Re: [pve-devel] [PATCH manager v2 13/21] api: backup/vzdump: add permission check for fleecing storage

[Fiona Ebner <f.ebner@proxmox.com>]

Am 08.04.24 um 10:47 schrieb Wolfgang Bumiller:
> On Fri, Mar 15, 2024 at 11:24:54AM +0100, Fiona Ebner wrote:
>> @@ -52,6 +52,12 @@ sub assert_param_permission_common {
>>      if (grep { defined($param->{$_}) } qw(bwlimit ionice performance)) {
>>  	$rpcenv->check($user, "/", [ 'Sys.Modify' ]);
>>      }
>> +
>> +    if ($param->{fleecing} && !$is_delete) {
>> +	my $fleecing = PVE::VZDump::parse_fleecing($param);
> 
> ^ The parse_fleecing sub does not actually return the hash, at least not
> explicitly, and when it is not set it returns undef, so the `if` guard
> in the statement below tries to access `undef->{storage}`.
> 

It can't be unset, because $param->{fleecing} is checked before entering
the if branch here.

> If the parameter does exist then the first run through the function
> which performs the actual string->hash conversion will *accidentally*
> also return the hash implicitly, because there's no explicit return
> statement for it.
> Subsequent calls on the other hand will run into the
>     return if ref($fleecing) eq 'HASH';
> and thus return an empty list making `$fleecing` undef again.
> 

Oh, good catch!
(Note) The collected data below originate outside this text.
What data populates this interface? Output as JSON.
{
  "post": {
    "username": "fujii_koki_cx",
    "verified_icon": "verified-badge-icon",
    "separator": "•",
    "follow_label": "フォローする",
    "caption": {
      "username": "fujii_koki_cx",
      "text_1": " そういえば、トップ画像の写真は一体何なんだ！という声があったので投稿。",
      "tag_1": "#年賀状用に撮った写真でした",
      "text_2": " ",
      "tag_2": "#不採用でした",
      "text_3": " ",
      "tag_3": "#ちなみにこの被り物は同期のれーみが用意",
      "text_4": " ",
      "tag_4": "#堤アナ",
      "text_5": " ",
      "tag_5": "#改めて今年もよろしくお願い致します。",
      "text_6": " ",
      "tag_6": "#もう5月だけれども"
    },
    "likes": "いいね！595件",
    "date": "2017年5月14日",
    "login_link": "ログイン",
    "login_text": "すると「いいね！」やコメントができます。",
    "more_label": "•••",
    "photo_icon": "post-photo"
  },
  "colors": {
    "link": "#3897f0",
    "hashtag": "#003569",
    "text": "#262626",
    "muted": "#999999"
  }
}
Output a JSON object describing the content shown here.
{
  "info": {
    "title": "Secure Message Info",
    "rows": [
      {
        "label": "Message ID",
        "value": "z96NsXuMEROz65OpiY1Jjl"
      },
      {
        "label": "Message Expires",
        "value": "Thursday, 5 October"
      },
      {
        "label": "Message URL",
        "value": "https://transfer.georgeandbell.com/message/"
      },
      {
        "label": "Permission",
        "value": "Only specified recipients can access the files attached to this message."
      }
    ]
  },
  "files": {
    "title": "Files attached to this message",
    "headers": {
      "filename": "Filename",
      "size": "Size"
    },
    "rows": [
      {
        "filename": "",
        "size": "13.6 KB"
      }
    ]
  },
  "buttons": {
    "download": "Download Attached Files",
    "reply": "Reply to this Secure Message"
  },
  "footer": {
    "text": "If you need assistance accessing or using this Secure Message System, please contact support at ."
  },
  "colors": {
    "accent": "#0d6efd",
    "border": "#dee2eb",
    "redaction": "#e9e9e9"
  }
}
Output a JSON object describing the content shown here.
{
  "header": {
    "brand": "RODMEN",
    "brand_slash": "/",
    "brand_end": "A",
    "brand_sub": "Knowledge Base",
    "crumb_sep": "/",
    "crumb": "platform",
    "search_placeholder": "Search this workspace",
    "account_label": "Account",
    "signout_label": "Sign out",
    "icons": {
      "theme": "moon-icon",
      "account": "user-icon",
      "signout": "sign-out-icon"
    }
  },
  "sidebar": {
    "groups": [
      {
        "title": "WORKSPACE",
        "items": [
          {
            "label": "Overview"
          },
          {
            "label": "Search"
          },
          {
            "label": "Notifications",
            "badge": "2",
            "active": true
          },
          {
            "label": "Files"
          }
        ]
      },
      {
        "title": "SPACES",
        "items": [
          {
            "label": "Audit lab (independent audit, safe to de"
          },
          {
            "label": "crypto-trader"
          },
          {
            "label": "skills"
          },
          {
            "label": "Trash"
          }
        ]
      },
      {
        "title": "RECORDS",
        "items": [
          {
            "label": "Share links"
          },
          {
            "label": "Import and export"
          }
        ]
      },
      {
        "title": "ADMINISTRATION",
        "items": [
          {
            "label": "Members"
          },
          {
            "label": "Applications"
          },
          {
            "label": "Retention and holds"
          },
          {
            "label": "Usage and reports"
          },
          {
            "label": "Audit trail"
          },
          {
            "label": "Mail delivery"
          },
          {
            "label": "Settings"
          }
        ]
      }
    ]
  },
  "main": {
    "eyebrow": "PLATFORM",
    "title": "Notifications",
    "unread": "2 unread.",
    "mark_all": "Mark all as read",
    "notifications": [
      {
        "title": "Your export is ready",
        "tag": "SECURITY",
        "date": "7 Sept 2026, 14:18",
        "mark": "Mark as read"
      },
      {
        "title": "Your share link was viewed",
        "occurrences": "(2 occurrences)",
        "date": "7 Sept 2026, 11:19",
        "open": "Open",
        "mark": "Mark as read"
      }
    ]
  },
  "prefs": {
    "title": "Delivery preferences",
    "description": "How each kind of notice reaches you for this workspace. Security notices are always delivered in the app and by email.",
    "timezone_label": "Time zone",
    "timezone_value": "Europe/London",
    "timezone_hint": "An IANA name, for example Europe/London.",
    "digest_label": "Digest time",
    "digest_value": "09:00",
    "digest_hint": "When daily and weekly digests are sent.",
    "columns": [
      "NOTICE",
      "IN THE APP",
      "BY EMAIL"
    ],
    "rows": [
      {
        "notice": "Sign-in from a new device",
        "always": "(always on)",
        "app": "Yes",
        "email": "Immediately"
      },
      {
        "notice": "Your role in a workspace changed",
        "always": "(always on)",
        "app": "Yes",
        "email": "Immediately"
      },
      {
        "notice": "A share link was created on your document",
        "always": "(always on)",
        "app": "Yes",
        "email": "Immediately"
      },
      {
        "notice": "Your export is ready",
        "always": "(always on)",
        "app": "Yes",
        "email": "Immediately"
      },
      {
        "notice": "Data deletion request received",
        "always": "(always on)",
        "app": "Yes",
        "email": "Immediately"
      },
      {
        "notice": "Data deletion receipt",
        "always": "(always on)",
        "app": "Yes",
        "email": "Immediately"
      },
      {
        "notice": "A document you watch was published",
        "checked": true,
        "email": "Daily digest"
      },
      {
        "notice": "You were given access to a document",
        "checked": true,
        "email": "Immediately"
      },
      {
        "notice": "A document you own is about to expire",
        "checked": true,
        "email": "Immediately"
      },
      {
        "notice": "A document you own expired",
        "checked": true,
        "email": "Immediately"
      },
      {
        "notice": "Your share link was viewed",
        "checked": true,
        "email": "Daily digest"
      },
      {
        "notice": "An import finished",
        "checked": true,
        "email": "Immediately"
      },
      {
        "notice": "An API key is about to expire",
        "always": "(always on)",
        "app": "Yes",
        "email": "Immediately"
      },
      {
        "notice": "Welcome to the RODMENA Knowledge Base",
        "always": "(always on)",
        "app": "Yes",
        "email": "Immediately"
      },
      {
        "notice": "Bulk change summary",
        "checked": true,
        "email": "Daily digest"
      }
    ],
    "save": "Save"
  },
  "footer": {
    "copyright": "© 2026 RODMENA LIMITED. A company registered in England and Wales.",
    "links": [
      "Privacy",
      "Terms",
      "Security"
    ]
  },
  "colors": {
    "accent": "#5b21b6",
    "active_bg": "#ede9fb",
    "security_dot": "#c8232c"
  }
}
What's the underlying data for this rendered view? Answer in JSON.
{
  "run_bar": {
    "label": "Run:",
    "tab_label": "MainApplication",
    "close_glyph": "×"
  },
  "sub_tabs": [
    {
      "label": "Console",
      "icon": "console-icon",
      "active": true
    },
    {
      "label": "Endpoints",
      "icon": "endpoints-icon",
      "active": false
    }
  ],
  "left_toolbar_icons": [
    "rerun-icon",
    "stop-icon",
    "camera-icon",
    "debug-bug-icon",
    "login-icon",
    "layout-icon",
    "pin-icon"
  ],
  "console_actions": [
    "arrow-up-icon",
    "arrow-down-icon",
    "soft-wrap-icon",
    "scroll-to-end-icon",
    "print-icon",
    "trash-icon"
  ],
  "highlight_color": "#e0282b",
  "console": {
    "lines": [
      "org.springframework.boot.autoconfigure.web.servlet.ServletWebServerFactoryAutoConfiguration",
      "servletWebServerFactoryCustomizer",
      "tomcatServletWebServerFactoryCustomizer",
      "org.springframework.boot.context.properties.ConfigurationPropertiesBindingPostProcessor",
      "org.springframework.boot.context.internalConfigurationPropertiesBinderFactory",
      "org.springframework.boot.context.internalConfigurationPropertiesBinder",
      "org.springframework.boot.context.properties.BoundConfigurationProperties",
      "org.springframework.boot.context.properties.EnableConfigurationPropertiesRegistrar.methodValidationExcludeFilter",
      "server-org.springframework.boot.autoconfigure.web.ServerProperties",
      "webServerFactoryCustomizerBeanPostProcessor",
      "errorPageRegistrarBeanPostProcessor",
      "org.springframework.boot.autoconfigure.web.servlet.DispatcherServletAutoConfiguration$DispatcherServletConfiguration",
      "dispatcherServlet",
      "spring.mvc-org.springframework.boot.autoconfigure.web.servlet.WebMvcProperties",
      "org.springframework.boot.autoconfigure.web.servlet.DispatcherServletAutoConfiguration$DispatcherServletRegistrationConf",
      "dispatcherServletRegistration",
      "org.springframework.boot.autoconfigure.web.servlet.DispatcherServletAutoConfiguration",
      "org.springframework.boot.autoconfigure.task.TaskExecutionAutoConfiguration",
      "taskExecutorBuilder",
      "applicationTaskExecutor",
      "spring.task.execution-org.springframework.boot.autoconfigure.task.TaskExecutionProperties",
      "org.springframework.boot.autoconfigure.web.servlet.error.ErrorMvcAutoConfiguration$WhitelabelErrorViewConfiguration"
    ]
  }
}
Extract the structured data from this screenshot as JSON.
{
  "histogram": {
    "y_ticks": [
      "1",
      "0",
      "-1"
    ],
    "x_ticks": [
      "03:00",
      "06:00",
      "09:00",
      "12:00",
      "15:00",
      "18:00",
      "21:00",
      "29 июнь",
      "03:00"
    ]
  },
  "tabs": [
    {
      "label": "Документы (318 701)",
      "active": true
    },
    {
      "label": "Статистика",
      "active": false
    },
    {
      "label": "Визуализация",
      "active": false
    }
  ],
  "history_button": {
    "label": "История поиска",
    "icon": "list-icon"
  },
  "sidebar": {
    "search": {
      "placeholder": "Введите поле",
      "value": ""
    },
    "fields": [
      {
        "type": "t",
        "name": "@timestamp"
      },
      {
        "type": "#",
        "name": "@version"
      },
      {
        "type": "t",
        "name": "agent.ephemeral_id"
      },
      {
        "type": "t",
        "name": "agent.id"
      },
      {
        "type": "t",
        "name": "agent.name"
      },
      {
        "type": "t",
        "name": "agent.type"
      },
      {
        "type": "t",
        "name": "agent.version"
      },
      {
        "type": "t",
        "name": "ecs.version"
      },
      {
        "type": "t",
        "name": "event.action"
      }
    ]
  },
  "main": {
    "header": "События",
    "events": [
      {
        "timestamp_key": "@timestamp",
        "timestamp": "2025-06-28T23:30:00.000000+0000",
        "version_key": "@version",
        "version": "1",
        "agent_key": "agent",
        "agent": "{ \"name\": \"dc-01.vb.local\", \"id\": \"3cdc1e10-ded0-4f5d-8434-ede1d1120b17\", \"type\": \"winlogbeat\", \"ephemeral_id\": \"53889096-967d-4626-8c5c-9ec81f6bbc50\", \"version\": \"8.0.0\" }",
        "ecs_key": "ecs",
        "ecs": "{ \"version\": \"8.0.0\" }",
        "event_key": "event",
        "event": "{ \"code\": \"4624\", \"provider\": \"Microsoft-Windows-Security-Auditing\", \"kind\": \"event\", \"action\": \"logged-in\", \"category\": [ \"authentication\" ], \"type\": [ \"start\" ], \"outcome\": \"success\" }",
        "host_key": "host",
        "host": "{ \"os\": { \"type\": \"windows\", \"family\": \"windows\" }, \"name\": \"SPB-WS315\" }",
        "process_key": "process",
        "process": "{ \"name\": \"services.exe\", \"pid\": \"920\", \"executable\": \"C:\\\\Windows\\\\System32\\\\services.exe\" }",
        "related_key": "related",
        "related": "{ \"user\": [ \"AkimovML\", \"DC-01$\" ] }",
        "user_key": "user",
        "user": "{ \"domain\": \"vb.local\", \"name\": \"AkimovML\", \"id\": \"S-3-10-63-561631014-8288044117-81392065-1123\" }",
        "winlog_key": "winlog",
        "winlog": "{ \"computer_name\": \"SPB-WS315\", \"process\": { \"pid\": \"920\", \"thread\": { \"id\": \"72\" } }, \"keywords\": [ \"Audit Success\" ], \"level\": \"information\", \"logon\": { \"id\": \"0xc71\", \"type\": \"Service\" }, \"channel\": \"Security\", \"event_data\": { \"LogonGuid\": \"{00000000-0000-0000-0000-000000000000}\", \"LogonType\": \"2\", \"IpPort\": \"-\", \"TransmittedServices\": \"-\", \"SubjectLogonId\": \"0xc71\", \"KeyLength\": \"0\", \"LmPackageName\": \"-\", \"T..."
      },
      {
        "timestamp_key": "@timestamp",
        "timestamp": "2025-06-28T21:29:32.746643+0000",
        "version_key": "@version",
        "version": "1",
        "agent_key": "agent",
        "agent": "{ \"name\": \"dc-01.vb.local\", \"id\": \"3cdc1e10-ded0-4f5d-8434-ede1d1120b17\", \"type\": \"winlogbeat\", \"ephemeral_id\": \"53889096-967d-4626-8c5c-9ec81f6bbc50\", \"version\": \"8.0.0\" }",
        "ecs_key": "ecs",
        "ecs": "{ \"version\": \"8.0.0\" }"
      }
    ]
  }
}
It did work by chance in my testing, because of what you
describe, the implicit return and because nobody else called
parse_fleecing() before here. Will fix in v3!

>> +	$rpcenv->check($user, "/storage/$fleecing->{storage}", [ 'Datastore.AllocateSpace' ])
>> +	    if $fleecing->{storage};
>> +    }
>>  }
>>  
>>  my sub assert_param_permission_create {

---snip---

>> diff --git a/PVE/VZDump.pm b/PVE/VZDump.pm
>> index 74eb0c83..88149d68 100644
>> --- a/PVE/VZDump.pm
>> +++ b/PVE/VZDump.pm
>> @@ -130,7 +130,7 @@ my $generate_notes = sub {
>>      return $notes_template;
>>  };
>>  
>> -my sub parse_fleecing {
>> +sub parse_fleecing {
>>      my ($param) = @_;
>>  
>>      if (defined(my $fleecing = $param->{fleecing})) {
> 
> ^ So this should be updated to actually return the hash.

We also have parse_performance() and parse_prune_backups_maxfiles() with
similar semantics. Their callers don't actually need any return value.
If we change parse_fleecing() to return the result, we should change the
others as well for consistency. Alternatively, I can fix the wrong
caller of parse_fleecing() above and maybe add an explicit "return
undef" to these parse_* functions to avoid something like this slipping
through in the future. Which option do you prefer?